As accountants, it is not uncommon for the amount of work we do for our clients to vary. After all, no one can predict with certainty how long something will take and the very nature of finance means that there will be times when more work is needed – just think about year end and tax return season.
However, in some cases this is not a one-off event. Over the months the level of work completed has slowly increased and the situation has arisen where the accountancy firm is delivering more than was originally agreed and, as a result, the costs far exceed the original budget. This is scope creep – a term accountants know and dread!
There is also a risk with scope creep as it can mean that the project is going off plan and this runs the risks of it going over time and over budget too. This is a bad outcome for all concerned and a situation we all want to avoid.
Why the rise in scope creep?
In many cases this work is not agreed up front and is never billed. It is not monitored and is delivered as part of the original project. It can start off as small additional tasks but over time these can creep up and you get to the stage where you are delivering a significant amount of work for free.
There are a lot of reasons why scope creep arises including:
- poor scoping of the original engagement
- change in the client’s business and/or team so extra support is needed
- gradual growth in transactions which goes undetected over time
- poor communication in the team
- missing documentation outlining the scope of the work
- lack of regular reviews of job profitability.
Another reason is the rise of new technology. The rise in use of online meetings and of cloud accounting means that we can easily set up meetings and see clients without the need to travel. It is therefore easy to have extra meetings which a few years ago we would not have done. Cloud accounting software like Xero makes it very easy to log in to update the bookkeeping from wherever you are located so doing a ‘little bit extra’ is a lot more straightforward compared to when you had to use desktop products.
What about fees?
In many cases, scope creep is not monitored. Many firms are not recording time spent on clients and have moved away from timesheets so there is no evidence of the work done. As a result, no additional fees are raised. The only way this will be detected is if the team provide regular feedback and it is flagged as an issue. Also, a fee and transaction volume review would detect these issues.
With more firms invoicing on a fixed fee per month basis, there is a move away from costing based on a number of hours per month, so it is very hard to judge when you are doing more than planned. This is true for the accountant and the client and, unless a specific new assignment and project is added to the workload, it will often go undetected.
It is also easy to do more work on project-based assignments. It is not uncommon for additional tasks to be needed which were not known when the scope was written. Also, many projects don’t have set milestones and end points so they can drag on for longer with extra work being completed but the fees remain unchanged.
Can we avoid scope creep?
Scope creep can be a costly situation to get into and so is one to be avoided. So how can we avoid scope creep in the first place? Possible solutions include:
Ensure you have a clear and documented project plan that is agreed by all parties in advance.

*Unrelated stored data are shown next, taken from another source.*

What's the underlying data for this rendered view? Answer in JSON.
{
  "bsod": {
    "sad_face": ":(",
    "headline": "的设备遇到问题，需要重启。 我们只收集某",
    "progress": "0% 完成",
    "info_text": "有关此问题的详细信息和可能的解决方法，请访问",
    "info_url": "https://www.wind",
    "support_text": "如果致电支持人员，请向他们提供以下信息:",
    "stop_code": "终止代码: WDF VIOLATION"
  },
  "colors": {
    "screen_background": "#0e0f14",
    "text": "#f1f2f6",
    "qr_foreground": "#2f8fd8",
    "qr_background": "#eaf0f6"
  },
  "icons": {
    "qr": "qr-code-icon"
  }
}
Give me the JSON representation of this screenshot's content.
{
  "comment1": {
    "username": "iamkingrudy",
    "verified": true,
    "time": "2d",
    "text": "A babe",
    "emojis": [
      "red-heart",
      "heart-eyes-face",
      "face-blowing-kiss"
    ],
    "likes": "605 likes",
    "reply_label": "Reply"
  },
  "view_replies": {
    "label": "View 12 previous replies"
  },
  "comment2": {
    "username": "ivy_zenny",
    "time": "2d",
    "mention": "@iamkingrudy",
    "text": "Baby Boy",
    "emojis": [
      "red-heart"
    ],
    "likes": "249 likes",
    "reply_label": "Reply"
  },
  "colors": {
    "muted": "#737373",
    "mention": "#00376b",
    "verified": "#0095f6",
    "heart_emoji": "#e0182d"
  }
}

Set the key milestones and deliverables and agree when things will be billed and how much will be invoiced. Ensure the scope of the work is tightly defined so there is no question over what is included.
- Maintain records and track progress
Ensure that you keep well documents records of the work done throughout the process. It is not uncommon to start a large assignment and for plans to change so note any deviations from plans and state the reasons why. If there are any major changes then highlight these early and, where needed, revise the plans to accommodate these changes.

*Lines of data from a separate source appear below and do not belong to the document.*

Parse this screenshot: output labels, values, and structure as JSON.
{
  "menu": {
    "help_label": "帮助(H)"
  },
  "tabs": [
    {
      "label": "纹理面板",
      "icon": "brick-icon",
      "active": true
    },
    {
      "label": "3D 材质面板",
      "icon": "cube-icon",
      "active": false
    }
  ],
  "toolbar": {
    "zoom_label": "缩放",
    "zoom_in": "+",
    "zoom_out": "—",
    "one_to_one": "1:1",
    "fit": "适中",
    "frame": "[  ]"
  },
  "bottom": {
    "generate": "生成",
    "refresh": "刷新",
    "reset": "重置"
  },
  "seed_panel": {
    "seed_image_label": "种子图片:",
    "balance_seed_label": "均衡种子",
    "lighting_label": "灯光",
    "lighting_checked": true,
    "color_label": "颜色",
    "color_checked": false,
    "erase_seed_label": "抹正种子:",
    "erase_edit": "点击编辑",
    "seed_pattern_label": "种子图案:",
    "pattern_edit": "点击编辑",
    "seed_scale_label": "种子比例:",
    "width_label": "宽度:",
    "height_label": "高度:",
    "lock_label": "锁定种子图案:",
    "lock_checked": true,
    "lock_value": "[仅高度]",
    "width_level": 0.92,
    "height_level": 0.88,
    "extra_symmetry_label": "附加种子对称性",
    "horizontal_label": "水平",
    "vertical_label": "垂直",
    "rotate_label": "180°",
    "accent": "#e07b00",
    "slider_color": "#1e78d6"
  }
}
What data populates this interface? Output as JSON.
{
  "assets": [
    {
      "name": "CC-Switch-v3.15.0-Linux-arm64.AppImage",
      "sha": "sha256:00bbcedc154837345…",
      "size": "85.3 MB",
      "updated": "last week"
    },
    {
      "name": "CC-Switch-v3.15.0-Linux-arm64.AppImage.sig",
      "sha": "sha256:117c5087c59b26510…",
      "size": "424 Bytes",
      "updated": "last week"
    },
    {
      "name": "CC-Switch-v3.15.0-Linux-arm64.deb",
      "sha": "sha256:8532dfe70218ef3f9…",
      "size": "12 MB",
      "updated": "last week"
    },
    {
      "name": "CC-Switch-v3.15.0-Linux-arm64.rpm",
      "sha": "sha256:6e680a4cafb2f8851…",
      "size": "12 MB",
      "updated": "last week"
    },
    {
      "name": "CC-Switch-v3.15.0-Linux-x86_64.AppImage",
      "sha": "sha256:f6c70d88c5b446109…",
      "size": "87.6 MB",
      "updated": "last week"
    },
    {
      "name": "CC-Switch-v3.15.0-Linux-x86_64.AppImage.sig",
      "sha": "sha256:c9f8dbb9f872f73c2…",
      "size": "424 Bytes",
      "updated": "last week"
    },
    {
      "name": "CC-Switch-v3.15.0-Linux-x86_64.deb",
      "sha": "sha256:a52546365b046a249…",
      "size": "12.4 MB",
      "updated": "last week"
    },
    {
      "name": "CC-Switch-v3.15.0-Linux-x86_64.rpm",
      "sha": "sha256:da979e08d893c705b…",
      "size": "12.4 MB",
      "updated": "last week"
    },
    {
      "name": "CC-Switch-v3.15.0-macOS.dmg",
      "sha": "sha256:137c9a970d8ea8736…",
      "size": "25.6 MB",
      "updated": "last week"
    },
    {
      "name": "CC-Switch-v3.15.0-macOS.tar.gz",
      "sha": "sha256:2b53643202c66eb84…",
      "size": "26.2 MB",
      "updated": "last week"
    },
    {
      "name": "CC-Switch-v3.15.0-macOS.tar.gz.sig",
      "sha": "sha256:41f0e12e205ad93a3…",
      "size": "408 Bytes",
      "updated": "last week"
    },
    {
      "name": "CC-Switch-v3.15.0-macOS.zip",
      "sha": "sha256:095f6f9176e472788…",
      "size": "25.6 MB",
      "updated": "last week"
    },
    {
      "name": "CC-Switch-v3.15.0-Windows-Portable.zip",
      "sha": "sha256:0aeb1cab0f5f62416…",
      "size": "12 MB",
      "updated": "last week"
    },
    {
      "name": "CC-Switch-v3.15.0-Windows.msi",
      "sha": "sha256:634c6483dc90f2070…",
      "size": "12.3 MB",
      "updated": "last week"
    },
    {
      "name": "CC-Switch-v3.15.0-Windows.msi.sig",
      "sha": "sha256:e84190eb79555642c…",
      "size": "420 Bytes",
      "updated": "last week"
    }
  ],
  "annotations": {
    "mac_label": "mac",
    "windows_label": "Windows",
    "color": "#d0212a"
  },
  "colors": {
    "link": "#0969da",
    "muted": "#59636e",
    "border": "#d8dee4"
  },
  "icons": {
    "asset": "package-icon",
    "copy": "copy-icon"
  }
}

Also make sure you track the progress of the project and check to see if it is going to plan. This ensures that you detect issues and deviations early and it means action can be taken. This could be agreeing a new scope with the client or changing track and going back to the original plan of action.

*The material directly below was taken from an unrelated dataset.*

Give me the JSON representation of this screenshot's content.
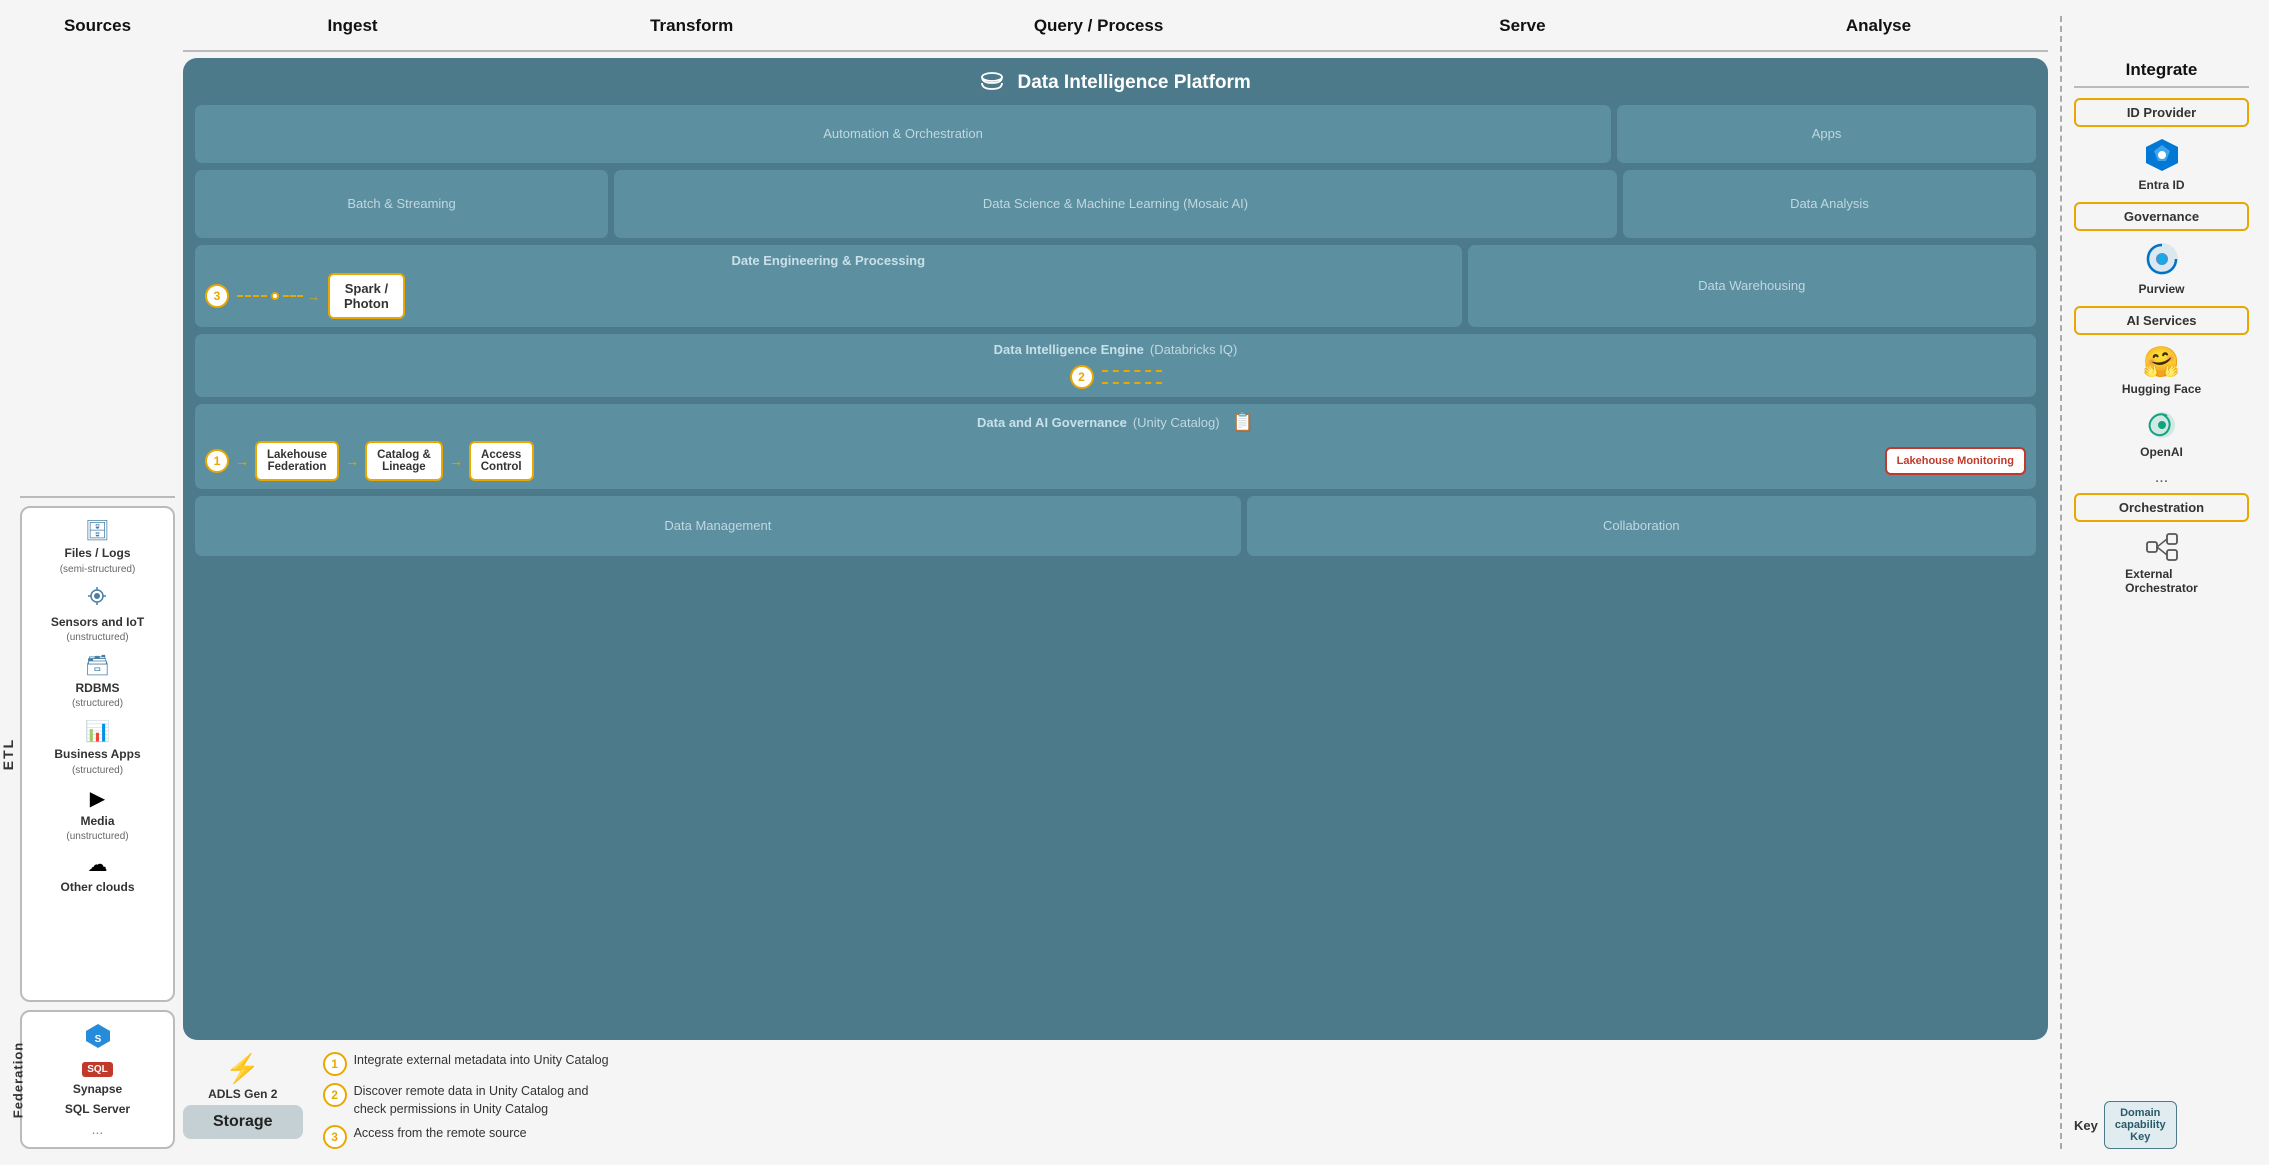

It is essential to have regular communication with the client and to keep them updated on the progress of the work. No one likes to be left in the dark and it is often assumed that ‘no news is good news’. Regular meetings and updates are essential, and these should be held in person too so that any questions can be addressed and replies noted.
Having a contingency built into your plan of work means that you can accommodate some deviations. It would be lovely to get the scope perfect on day one, but this is unrealistic and it is rarely the case. Having this contingency ensures that we have that slack and that scope for things to go a little off plan without the whole project being impacted.
Ensure you are upfront and honest about the fees and costs you are incurring and do this early. Being transparent with the fees that are being incurred throughout the project will allow you to quickly see when costs are on the rise and additional work is being completed.
Through completion of accurate records throughout the project, you can easily identify where and when you have scope creep, and you can address it early.
● Payment in advance
Historically we often do all the work and bill for it at the end. This has a huge impact on cashflow and, when projects over run due to scope creep, it means that the invoice dates are even later and we are out of pocket for a longer period of time.
Asking for a percentage up front overcomes this issue and reduces the impact on cashflow. We can also consider payments at intervals across the project and so reduce the amount due at the end. This all will mean we don’t have to wait for the project to complete before we get paid and so, if scope creep does arise, it will not mean we are out of pocket for longer.
Scope creep is not a new phenomenon – and we will still be talking about in the future too. However, although we cannot eliminate the risk of this happening completely, we can take action to reduce the impact that it could potentially have on the firm and project recoverability.